Thanks to Llama community for this thoughtful proposal. By way of introduction, I’m leading the governance team at Avantgarde Finance; we’re the lead maintainers of Enzyme. We generally agree with the direction you’ve taken here and think Aave’s treasury would benefit from more active management, as we’ve written before. The plan you propose here creates a virtuous flywheel for the treasury and for Aave’s users; it increases liquidity for aTokens, it increases aToken supply, and it increases Aave’s inter-protocol governance stature, all while earning a fairly safe return. So at a high level, we agree with the allocations as designed in this post. We do, however, have a couple of concerns.
- As @eboado points out, there is a heavy concentration around Convex. This is not necessarily a bad thing in the short to medium term, but it does commit Aave to one protocol out of many that are working to monetize Curve’s governance power. Just gaming things out, it it conceivable that the yield from staking Curve LP tokens into Convex pools erodes over the course of the next year to the point where better options are available. The treasury would still be holding a significant position in the CVX underlying, and the unwind of that would be both very slow and very public (imagine a temperature check called ”Should the treasury sell its position in CVX”) . The nature of asset management for protocol DAOs such as Aave at the moment means that there will be large trades that are telegraphed well in advance; execution and performance will suffer as the market front-runs any planned rebalances. With all of that said, we don’t take issue with the allocation to Convex, but rather just want to raise the question of how to manage it on a medium to longer time horizon.
- The operational aspects of this proposal are… daunting. Do you have a process mapped out at the transaction level, along with noting which of those transactions require governance votes?
- As it stands, the governance rights that will accrue to the treasury (primarily in CVX) are to be delegated to Llama Community. In general, delegation makes sense. In our opinion inter-protocol governance actions should not be the subject of protocol-wide votes and should be handled by a smaller committee or an individual actor incentivized to vote with the protocol’s interest in mind. However, we’d like to see some more structure around this delegation. Some things to consider here include term limits, reporting requirements, compensation, et cetera.
An Enzyme vault is a simple solution to these concerns. At a high level, the steps would be as follows:
- The RF is aggregated to one address.
- Aave governance deploys an Enzyme vault into which only the RF could deposit.

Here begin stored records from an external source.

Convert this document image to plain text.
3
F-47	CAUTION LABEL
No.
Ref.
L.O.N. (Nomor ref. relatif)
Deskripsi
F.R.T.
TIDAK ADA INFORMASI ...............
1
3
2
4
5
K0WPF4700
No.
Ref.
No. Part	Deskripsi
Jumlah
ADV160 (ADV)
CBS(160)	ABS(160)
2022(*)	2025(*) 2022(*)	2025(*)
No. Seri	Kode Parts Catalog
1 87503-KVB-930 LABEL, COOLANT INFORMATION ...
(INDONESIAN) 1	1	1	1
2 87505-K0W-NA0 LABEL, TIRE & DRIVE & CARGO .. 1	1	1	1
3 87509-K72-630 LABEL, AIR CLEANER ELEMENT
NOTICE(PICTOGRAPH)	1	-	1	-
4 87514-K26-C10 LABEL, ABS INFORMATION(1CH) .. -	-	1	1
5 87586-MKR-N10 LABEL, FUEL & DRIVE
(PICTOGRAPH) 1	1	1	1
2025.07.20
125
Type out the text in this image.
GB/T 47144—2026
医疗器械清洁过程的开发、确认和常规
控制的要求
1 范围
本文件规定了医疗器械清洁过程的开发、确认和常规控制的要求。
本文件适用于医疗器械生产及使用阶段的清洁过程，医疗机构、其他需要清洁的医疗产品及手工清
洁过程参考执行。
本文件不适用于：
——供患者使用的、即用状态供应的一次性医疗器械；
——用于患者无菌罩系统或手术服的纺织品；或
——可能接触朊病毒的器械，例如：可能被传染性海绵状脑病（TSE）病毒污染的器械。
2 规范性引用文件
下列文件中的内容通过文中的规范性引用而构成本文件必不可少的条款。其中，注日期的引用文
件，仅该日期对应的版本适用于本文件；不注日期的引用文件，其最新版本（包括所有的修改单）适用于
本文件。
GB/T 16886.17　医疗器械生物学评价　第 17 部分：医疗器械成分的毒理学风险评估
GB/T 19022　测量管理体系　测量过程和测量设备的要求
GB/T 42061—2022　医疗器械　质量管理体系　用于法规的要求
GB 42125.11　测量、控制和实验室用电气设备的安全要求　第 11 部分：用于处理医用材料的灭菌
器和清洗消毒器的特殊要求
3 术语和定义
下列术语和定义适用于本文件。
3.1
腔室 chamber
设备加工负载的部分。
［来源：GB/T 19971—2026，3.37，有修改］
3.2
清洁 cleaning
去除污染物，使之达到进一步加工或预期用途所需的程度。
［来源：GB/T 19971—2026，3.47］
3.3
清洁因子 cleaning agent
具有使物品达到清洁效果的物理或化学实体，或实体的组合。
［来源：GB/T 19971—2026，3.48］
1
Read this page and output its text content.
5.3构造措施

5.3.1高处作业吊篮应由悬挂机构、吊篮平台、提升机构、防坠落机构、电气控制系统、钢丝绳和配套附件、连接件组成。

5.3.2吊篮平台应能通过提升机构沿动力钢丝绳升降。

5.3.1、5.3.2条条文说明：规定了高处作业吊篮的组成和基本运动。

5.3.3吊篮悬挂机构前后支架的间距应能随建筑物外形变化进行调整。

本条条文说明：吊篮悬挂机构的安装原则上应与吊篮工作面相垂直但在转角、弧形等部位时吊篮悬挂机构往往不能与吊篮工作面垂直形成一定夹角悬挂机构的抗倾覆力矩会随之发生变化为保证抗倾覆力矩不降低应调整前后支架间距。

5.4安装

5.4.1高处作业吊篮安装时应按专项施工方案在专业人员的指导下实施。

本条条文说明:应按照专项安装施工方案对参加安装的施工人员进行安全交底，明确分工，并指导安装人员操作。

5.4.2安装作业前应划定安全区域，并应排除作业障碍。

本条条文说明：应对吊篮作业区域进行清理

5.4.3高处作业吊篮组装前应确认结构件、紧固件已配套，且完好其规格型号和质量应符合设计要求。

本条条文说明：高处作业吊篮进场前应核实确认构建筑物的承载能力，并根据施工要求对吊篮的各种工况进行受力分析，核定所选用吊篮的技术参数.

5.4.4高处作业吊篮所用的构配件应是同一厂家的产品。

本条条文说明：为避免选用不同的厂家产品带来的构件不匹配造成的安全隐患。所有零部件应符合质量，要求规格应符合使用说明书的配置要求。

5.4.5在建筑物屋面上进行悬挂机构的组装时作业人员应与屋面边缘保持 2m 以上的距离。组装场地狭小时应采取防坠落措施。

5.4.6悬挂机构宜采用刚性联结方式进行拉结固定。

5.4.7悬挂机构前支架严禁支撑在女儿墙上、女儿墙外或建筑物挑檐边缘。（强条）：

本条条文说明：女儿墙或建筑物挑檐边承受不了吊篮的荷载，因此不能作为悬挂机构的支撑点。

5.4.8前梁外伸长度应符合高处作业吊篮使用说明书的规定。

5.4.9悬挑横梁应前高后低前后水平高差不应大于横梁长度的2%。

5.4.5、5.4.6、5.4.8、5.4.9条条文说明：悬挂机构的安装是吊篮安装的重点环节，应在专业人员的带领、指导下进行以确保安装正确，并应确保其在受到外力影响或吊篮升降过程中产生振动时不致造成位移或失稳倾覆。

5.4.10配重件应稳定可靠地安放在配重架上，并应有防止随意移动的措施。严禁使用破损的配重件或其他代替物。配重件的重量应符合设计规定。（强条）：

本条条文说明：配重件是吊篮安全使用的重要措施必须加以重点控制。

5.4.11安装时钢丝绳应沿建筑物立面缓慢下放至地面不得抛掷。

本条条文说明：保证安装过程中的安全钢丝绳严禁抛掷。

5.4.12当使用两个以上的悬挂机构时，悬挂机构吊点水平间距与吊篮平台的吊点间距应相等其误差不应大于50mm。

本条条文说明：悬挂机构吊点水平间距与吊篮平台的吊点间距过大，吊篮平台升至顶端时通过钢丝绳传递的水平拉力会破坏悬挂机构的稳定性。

- Using Enzyme’s policy suite, we configure risk management controls that only allow the manager of the vault to interact with a pre-defined set of external protocols, hold a pre-defined set of assets, and accrue a pre-defined amount of trade slippage. These controls will be clearly visible to stakeholders and are enforced at the smart contract level.
- The RF seeds the vault, and Llama are appointed vault manager.
This solves the first concern by giving Llama the flexibility to manage the portfolio without telegraphing every move to the wider crypto community and the second by granting permission for Llama to do the set of things it’s proposing to do here without going through the DAO voting process for each transaction
The third concern is a little more involved, and likely still involves building out some framework around the vault’s management. E.g. after a certain term, an election is held in Aave governance to re-elect Llama as the vault’s manager, or to transfer manager responsibilities to a new candidate.
Again, we are directionally supportive of this proposal, and think that its investment themes strike a responsible balance while also providing non-financial benefits to the Aave community. We’re excited to continue this conversation.